Opinion: The consequences of protecting and defending the PFD

Great care must be taken as policy is debated and adopted.

  • By BENJAMIN BROWN
  • Sunday, March 10, 2019 7:00am
  • Opinion

Alaskans voted to create the Alaska Permanent Fund in 1976, just 26 years into statehood when the population was just over 400,000. The people voted by a margin of 75,588 to 38,518 (66-34 percent) to create the Permanent Fund. In creating the Permanent Fund, Alaskans didn’t create the Permanent Fund Dividend (PFD), which happened in 1980 when the Legislature passed a bill establishing the first formula sharing Permanent Fund earnings with eligible Alaskans.

The original PFD formula was based on length of time in Alaska, $50 for each year of residency since statehood in 1959. The original $50 per year PFD formula was challenged by some people who were relatively new to Alaska, who thus would not have received as much money as those who had been here longer. In 1982, the U.S. Supreme Court ruled the original PFD formula violated the Privileges & Immunities Clause of the U.S. Constitution, guaranteeing citizens from each state roughly equal access to benefits afforded to other states’ residents, so all Americans are treated the same, preventing one state from treating other states’ residents like foreigners from other countries.

[Even with ‘super-sized’ PFD boost, economist predicts thousands of job losses under Dunleavy budget]

After the original PFD formula was struck down, the Legislature floated a different way to share Alaska’s oil wealth with individual Alaskans: equal $1,000 dividends for all Alaskans who had been residents for six months. This statutory scheme required a simple majority of the Legislature, not a two-thirds legislative vote followed by 50 percent of the full voting population.

In 1989, the Legislature expanded the amount of time needed to qualify as an Alaska resident from six to 24 months, and imposed a physical presence requirement and excluded felons from eligibility. A year later, a new court challenge found two years to be unconstitutional, and this led to the one-year residency standard that still exists today.

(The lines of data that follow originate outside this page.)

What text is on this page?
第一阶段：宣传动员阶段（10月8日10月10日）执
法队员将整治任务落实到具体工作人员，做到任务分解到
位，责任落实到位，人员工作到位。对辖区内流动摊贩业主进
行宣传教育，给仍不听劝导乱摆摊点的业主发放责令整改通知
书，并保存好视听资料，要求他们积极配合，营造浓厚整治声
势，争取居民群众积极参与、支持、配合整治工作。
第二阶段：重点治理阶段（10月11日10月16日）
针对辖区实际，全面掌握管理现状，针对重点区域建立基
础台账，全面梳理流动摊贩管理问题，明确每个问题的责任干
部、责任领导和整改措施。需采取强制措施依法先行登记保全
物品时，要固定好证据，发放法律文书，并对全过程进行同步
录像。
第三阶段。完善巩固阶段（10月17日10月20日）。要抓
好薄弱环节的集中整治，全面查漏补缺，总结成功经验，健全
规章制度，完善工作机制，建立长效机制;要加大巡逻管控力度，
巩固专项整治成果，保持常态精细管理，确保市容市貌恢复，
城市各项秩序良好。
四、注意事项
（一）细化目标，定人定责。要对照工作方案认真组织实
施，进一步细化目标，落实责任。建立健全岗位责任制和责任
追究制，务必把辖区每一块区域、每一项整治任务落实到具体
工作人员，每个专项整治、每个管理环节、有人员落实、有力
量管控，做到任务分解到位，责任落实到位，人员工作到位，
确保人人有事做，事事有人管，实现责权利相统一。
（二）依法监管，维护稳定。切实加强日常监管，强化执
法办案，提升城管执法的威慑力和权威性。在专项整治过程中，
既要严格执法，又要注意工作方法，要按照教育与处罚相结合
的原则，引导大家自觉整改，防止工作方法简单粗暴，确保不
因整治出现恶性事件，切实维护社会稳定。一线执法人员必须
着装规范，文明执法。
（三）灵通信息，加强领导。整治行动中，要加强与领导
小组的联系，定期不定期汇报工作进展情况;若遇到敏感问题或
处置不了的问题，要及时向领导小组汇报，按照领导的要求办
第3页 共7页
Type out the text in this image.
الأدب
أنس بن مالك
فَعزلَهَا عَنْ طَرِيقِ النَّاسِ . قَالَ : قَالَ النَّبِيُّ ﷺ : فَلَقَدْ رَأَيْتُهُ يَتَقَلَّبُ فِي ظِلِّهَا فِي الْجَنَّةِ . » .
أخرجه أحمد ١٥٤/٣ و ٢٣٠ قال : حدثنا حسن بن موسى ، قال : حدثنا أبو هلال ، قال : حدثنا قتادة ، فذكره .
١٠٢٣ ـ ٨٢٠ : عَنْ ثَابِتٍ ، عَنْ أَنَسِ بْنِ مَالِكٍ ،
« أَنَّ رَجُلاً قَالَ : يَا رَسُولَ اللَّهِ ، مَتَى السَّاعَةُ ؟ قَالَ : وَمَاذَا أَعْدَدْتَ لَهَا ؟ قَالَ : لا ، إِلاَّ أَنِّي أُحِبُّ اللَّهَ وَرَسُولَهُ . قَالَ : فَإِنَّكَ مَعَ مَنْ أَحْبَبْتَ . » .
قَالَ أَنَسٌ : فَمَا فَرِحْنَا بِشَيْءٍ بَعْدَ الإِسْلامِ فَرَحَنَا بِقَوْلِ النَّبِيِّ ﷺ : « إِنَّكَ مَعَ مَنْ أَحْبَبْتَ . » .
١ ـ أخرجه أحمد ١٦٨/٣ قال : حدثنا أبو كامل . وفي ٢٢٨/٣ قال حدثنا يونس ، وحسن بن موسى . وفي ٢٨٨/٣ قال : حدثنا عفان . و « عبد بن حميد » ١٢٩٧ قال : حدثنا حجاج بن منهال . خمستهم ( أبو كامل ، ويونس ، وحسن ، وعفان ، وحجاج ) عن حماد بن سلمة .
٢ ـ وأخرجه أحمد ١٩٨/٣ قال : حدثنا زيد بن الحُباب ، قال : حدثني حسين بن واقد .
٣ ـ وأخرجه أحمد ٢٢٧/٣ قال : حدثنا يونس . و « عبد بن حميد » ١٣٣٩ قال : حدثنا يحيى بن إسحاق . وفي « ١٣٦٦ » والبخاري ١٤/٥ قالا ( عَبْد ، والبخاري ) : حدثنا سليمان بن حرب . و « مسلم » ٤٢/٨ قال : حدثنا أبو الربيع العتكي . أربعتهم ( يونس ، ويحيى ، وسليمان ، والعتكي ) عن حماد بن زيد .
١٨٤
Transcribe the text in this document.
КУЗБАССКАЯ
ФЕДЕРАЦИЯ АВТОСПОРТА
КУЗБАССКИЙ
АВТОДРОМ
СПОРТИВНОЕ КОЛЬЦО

Far from being some static thing, the history of the PFD clearly illustrates that it is an evolving program, with specific policy elements changing over the course of time to meet the changing needs and desires of the Alaskan people. Throughout time, Alaskans have grown increasingly fond of the PFD’s generous payments which we can use as we see fit, with no strings attached. The Internal Revenue Service likes them as well, as PFDs are taxable federal income and a huge amount of money flows from Alaska into the federal treasury every year.

[130 testify on payback PFD, public gives more balanced feedback]

While the Permanent Fund originated in the desire to set aside some of Alaska’s oil wealth for future use, and the PFD from the wish to share wealth with all Alaskans, over time the PFD has come to resemble Universal Basic Income (UBI). UBI is defined as a government cash payment to citizens with no means test or work requirement. Generally made with few conditions, all citizens who can prove residency get the same UBI at regular intervals by meeting minimal eligibility requirements. There is no need to prove any need for the money or gainful employment, and if the age threshold is set low, children get the payments collected by parents or legal guardians on their behalf.

UBI is not a common or established government program, at least by that name. In 2013, citizens in Switzerland gathered signatures sufficient to hold a national vote on enshrining UBI in the Swiss Constitution. When voting happened in 2016, almost 77 percent of Swiss voters rejected this proposal. One of the reasons advanced by opponents was that UBI might serve as a magnet drawing people to move to Switzerland to sign up for and receive cash payments in perpetuity.

It is easy to understand the desire to protect and defend the Permanent Fund, and the PFD may have a role to play in this effort, but great care must be taken as policy is debated and adopted. At the national level, we’re trying to ensure America’s immigration laws and enforcement systems work. At the state level, it is not legally or practically possible to prevent domestic immigrants lured by the PFD to move to Alaska.

As Alaskans consider the best way to protect and defend the Permanent Fund and PFD, it is prudent not to paint ourselves into a corner where we’ve promised UBI without carefully considering the consequences.


• Benjamin Brown is a lifelong Alaskan, and an attorney, who lives in Juneau. My Turns and Letters to the Editor represent the view of the author, not the view of the Juneau Empire.